Limitations & Future Work¶
- The framework still relies on the GPT-4o API as the Planner, incurring cost and latency; replacing it with a lightweight open-source model is an important future direction.
- The current approach focuses solely on visual content and does not incorporate subtitle or audio information, which is a key advantage of models such as Gemini.
- Tool invocation counts scale linearly with API costs; multi-round interaction overhead for long videos may be substantial.
- Tool output quality is constrained by the underlying models (YOLO, BLIP, etc.), introducing error propagation risks.
Related Work & Insights¶
- DoraemonGPT: Employs text-to-SQL queries over a database of tool outputs, but SQL queries frequently fail; STAR circumvents this issue through the visible-frame dictionary.

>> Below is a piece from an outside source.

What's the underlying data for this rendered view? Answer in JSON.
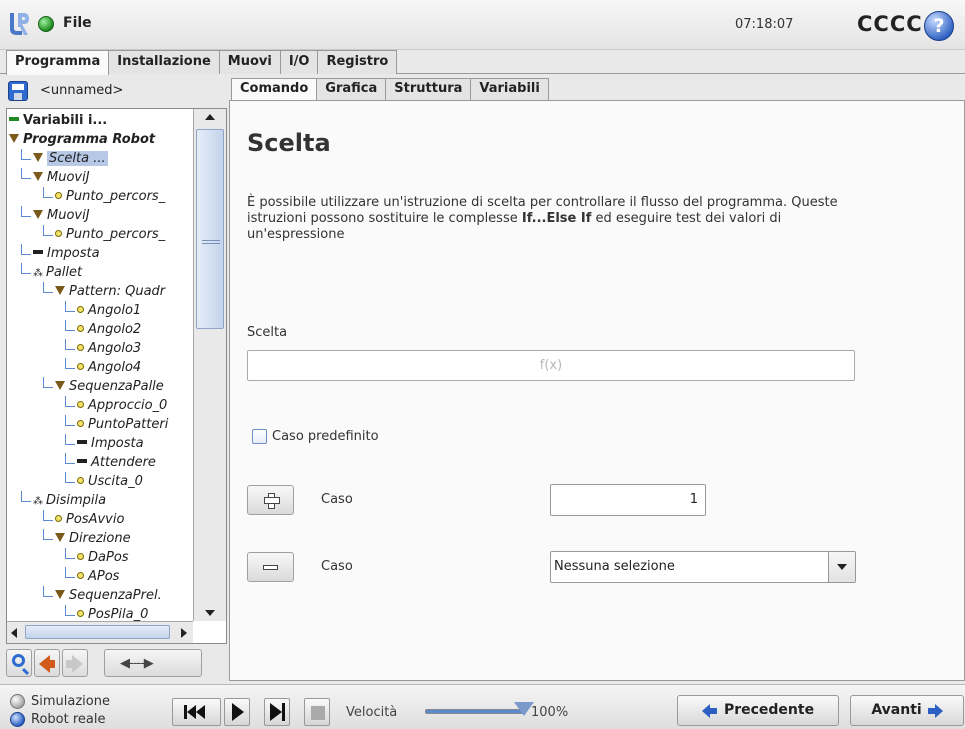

- AKeyS / T*: LLM-driven frame selection methods; this work extends them by incorporating tool support along the spatial dimension.
- ReAct Framework: STAR builds upon the ReAct Thought–Action–Observation loop but introduces spatiotemporal alternating constraints.
- Insight: The key to tool-augmented agents lies not merely in the number of tools but in the design of the scheduling strategy—appropriate constraints can unlock stronger reasoning capabilities.
Rating¶
- Novelty: ⭐⭐⭐⭐ The spatiotemporal alternating scheduling strategy and the Toolchain Shortcut concept offer genuine insight.
- Experimental Thoroughness: ⭐⭐⭐⭐ Comprehensive evaluation across four benchmarks with detailed ablation studies.
- Writing Quality: ⭐⭐⭐⭐ Clear structure with intuitive figures and tables.
- Value: ⭐⭐⭐⭐ Provides a reproducible framework and principled design guidelines for video agent systems.